Visualizing the count of words in each document(pdf, word) in kibana


(manas) #1

Hello All,

I have to visualize the count of each word in a document and a count of word appearance in each document individually !

Is that possible in kibana ?

Please, respond fast, I have been strucked for days in here.

Thanks in advance.

Regards,
Manas


Visulizing the count of words in a pdf
(Marius Dragomir) #2

Hello

How do your documents look like indexed in Elasticsearch?
For each word in a document you can use the Terms aggregation on the field that contains the text of your document. This will work only if the field was analysed by Elasticsearch at index time.
And you want to count a specific word across different documents, you just filter on that word from list that you get from the terms aggregation.
You can check the Shakespeare example in the Kibana Getting Started tutorial: https://www.elastic.co/guide/en/kibana/current/getting-started.html


(manas) #3

Hello Marius,

Initially I have used a python code to to index my pdf file and recently I used fscrawler, both seems to be working and indexing according to the fields, I have provided a screenshot.

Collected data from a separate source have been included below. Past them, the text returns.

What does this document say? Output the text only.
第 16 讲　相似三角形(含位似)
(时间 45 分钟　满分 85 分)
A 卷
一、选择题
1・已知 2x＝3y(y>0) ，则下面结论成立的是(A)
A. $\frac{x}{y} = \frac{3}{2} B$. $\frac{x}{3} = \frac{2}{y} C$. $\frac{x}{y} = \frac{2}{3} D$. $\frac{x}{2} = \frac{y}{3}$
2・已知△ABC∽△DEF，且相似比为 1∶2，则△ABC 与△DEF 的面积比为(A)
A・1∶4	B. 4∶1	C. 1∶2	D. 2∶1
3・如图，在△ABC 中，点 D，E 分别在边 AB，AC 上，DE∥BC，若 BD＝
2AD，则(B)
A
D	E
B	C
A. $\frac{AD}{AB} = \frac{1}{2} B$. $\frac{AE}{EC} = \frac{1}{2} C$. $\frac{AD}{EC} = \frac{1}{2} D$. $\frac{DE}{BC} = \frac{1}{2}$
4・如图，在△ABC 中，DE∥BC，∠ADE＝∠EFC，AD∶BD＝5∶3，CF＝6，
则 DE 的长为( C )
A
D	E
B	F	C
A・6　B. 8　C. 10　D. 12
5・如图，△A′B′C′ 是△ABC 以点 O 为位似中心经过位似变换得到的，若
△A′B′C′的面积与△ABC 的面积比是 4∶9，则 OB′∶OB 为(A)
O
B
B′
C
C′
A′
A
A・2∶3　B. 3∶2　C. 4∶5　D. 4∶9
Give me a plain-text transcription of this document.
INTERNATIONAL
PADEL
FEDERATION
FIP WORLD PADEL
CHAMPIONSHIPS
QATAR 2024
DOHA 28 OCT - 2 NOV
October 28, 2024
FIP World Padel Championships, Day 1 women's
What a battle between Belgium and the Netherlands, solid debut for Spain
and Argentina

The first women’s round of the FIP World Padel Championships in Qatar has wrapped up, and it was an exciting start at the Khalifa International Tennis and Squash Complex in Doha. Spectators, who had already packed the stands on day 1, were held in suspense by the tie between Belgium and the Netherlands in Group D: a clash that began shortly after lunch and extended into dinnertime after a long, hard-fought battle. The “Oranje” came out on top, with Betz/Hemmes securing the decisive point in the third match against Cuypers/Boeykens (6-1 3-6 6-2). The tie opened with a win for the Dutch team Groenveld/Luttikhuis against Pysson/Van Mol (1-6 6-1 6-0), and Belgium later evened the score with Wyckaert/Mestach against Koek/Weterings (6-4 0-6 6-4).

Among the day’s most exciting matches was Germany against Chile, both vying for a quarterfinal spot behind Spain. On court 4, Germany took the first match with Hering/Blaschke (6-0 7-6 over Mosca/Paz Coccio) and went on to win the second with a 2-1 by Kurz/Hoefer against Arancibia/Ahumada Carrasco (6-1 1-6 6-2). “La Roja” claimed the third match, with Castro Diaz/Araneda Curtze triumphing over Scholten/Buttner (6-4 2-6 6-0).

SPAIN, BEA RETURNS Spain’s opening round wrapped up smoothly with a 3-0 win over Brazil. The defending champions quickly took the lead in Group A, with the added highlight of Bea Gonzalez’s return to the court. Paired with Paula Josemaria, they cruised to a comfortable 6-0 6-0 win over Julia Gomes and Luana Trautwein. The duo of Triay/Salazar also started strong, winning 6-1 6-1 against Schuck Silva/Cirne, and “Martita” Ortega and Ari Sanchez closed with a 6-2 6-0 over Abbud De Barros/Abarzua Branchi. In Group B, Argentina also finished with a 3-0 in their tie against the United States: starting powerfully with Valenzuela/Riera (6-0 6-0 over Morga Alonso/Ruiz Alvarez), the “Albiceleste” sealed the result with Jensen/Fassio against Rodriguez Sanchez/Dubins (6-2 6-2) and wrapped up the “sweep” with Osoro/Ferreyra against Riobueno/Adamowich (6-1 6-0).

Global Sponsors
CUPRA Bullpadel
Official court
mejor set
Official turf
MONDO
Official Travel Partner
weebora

The screenshot I provided is the indexing done by fscrawler.

Suppose, from the screenshot if it says like content contains the words in document, when I try to visualize that kibana it doesn't even show in the split series.

For Example, I indexed my file using a python script, title.keyword is the title name and file.keyword is the words in the file. if I select title.keyword for vertical bar graph it shows the names of the different files i use and there count, so in the same way if I select the file.keyword it shows nothing as it takes the whole file.keyword as one thing.

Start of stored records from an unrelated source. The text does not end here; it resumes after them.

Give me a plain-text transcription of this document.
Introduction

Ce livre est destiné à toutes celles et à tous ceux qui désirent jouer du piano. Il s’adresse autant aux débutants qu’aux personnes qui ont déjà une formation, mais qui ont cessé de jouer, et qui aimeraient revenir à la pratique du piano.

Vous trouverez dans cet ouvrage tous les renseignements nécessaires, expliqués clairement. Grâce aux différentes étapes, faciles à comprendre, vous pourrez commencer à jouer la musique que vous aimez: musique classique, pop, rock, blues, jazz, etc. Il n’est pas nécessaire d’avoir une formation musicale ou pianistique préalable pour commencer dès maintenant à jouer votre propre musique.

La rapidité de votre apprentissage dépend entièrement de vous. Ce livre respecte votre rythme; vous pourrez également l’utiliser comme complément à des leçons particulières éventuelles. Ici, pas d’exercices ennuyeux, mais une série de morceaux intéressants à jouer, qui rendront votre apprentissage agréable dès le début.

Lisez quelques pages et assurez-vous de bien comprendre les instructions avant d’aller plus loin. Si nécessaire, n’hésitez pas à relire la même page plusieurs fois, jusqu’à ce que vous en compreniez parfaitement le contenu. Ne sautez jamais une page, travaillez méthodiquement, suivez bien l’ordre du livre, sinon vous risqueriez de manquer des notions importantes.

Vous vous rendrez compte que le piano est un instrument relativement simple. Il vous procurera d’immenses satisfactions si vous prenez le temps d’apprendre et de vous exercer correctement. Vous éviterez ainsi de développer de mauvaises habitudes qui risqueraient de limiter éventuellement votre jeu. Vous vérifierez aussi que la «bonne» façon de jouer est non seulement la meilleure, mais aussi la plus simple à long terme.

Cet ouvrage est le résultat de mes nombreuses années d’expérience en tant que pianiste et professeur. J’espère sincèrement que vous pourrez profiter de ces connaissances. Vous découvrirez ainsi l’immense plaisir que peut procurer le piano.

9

I have tried in multiple ways but didn't succeed, please help!

Thanks in advance.

Manas.


(manas) #4

Hello Marius,

I can be able to see the count of documents containing a specific word using 'terms' aggregation and then 'filter' the word. But, that is not i want.

I want something like

Doc 1 - text text text good

Doc 2 - good one

then count of words as:

text - 3
good - 2
one - 1

According to what you are saying it will result like:

text - 1
good - 1
One - 1

Thanks.


(system) #5

This topic was automatically closed 28 days after the last reply. New replies are no longer allowed.